A repaired West Seattle Bridge could safely reopen by 2022 for only $47 million, but its future costs might soar nearly as high as a partial replacement bridge, said a city cost-benefit analysis released Tuesday.
The partial-replacement could be finished by mid-2026 and last 75 years, for $383 million upfront construction costs, the report by a consulting team says.
In a response, the Seattle Department of Transportation (SDOT) wrote that the “superstructure replacement” alternative, to build three new spans the same size as the existing bridge, “was the best overall performer.”
The 89-page document gives backers of either option ample ammunition for debate, while Mayor Jenny Durkan weighs whether to repair or replace Seattle’s busiest city-owned roadway, which closed March 23 because of runaway shear cracks.
To further thicken the plot, Ted Zoli, who led a two-year bridge replacement in Lake Champlain, New York, in 2011, is scheduled to speak to a West Seattle Bridge task force Wednesday. He’ll describe how his engineering company, HNTB, could design a similar steel-arch shape, barge the frame to the Duwamish Waterway and hoist it onto the existing bridge columns.
Project officials haven’t explained yet how to hoist a structure for Seattle, which would be far bigger than the two-lane span built in New York.
The steel-arch concept emerged too late to be included in the cost report, but SDOT Director Sam Zimbabwe hopes to beat the report’s 2026 time frame estimate that assumes a concrete bridge.

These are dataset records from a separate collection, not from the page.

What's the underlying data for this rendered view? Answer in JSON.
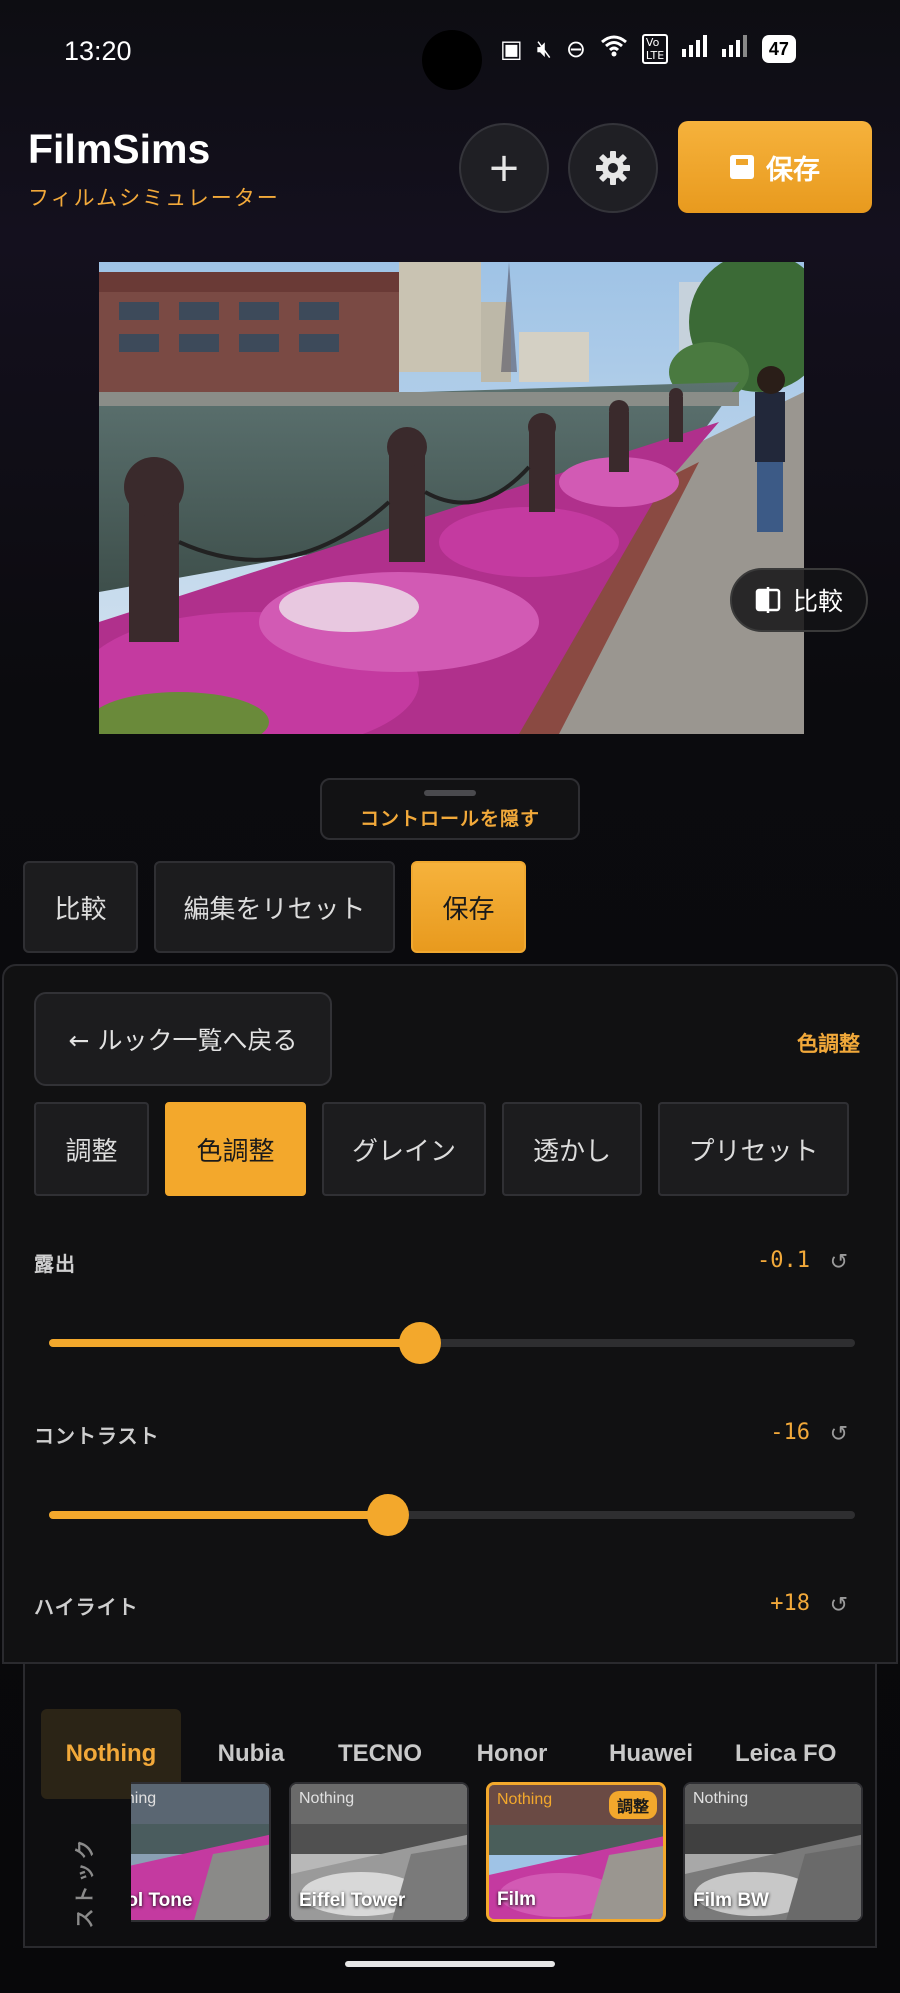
{
  "status": {
    "time": "13:20",
    "battery": "47",
    "volte": "Vo LTE"
  },
  "header": {
    "title": "FilmSims",
    "subtitle": "フィルムシミュレーター",
    "save_label": "保存",
    "add_glyph": "+"
  },
  "preview": {
    "compare_label": "比較"
  },
  "controls": {
    "hide_label": "コントロールを隠す"
  },
  "actions": {
    "compare": "比較",
    "reset": "編集をリセット",
    "save": "保存"
  },
  "panel": {
    "back_label": "← ルック一覧へ戻る",
    "current_section": "色調整",
    "tabs": [
      {
        "label": "調整"
      },
      {
        "label": "色調整",
        "active": true
      },
      {
        "label": "グレイン"
      },
      {
        "label": "透かし"
      },
      {
        "label": "プリセット"
      }
    ],
    "sliders": [
      {
        "label": "露出",
        "value": "-0.1",
        "level": 0.46
      },
      {
        "label": "コントラスト",
        "value": "-16",
        "level": 0.42
      },
      {
        "label": "ハイライト",
        "value": "+18"
      }
    ]
  },
  "brands": {
    "tabs": [
      {
        "label": "Nothing",
        "active": true
      },
      {
        "label": "Nubia"
      },
      {
        "label": "TECNO"
      },
      {
        "label": "Honor"
      },
      {
        "label": "Huawei"
      },
      {
        "label": "Leica FO"
      }
    ],
    "category": "ストック",
    "looks": [
      {
        "brand": "Nothing",
        "name": "Cool Tone"
      },
      {
        "brand": "Nothing",
        "name": "Eiffel Tower"
      },
      {
        "brand": "Nothing",
        "name": "Film",
        "badge": "調整",
        "active": true
      },
      {
        "brand": "Nothing",
        "name": "Film BW"
      }
    ]
  },
  "colors": {
    "accent": "#f3a82c",
    "background": "#0b0b0e",
    "panel": "#111112"
  },
  "icons": [
    "plus-icon",
    "gear-icon",
    "save-disk-icon",
    "compare-split-icon",
    "reset-rotate-icon"
  ]
}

Tuesday’s report, by the engineering firm WSP, doesn’t dwell on travel delays or business losses in West Seattle, costs that many residents say ought to cinch the argument for immediate repairs.
However, the report did call out the equity risk of prolonged traffic detours, which mainly harm neighborhoods with large communities of color, such as High Point, Highland Park and South Park.
Looking into the future, the precise-looking cost numbers become cloudier, because of unknown risk and operating needs.
Zimbabwe warned a volunteer task force last week to not take the figures literally, because the project is at “0% design.”
And the report’s purpose is just to give rough order-of-magnitude estimates, to help the mayor make the basic repair or replace decision.
Only then would SDOT move to a more rigorous step called a Type, Size and Location Study, to compare different kinds of bridges or a shallow tunnel. That’s generally needed to compete for federal grants, city project manager Heather Marx has said.
Also, the WSP report escalates several cost figures in an attempt to “monetize” various risks and pile on future maintenance costs.
For instance, the simple $47 million repair estimate rises by $176 million, mainly because of “the risk of a reduced service life,” a chart shows.
A city-hired expert panel concluded most of the 1984 bridge is in good shape and is capable of lasting 40 more years after the cracks are sealed with high-tension steel cables and the girders are wrapped in carbon fiber.
WSP noted a slight chance, of only 5%, that a repaired bridge may fail to last 40 years, because of some hidden weakness designers fail to discover.
City officials such as Structures Director Matt Donahue have more conservatively cited a 15- to 40-year range, and say maintenance would be expensive, including frequent inspections every six to 12 months.
The 36-year-old bridge has already behaved in ways models didn’t predict, all the way until 2020, SDOT spokesperson Michael Harold said. “Are we truly confident nothing will go wrong … ?” he said.
But its main shortcoming lies decades away, because even a well-repaired bridge must be replaced 35 years sooner than a new structure, the report says. That factor is priced at $1.3 billion minus the $648 million benefit of getting more life from the existing bridge, while maintenance and operations are $41 million.
All together, WSP assigned a $916 million “life-cycle cost” price over 75 years to the repair version, comparable to $1.01 billion for the three-span partial replacement.
Two more options — a completely new cable-stayed bridge or a shallow immersed-tube tunnel — were both far more expensive, the study found. On the other hand, either would be strong enough to carry future Sound Transit trains, a benefit not calculated in the report.
To the extent HNTB’s steel-arch concept can save construction time, that would only improve its scores for traffic and social equity, Harold said.
Port of Seattle Commissioner Peter Steinbrueck, a task-force member who is undecided about the best alternative, said, “I have tremendous skepticism about the ability to replace a bridge in three years. It would be a miracle in Seattle to do anything like that.”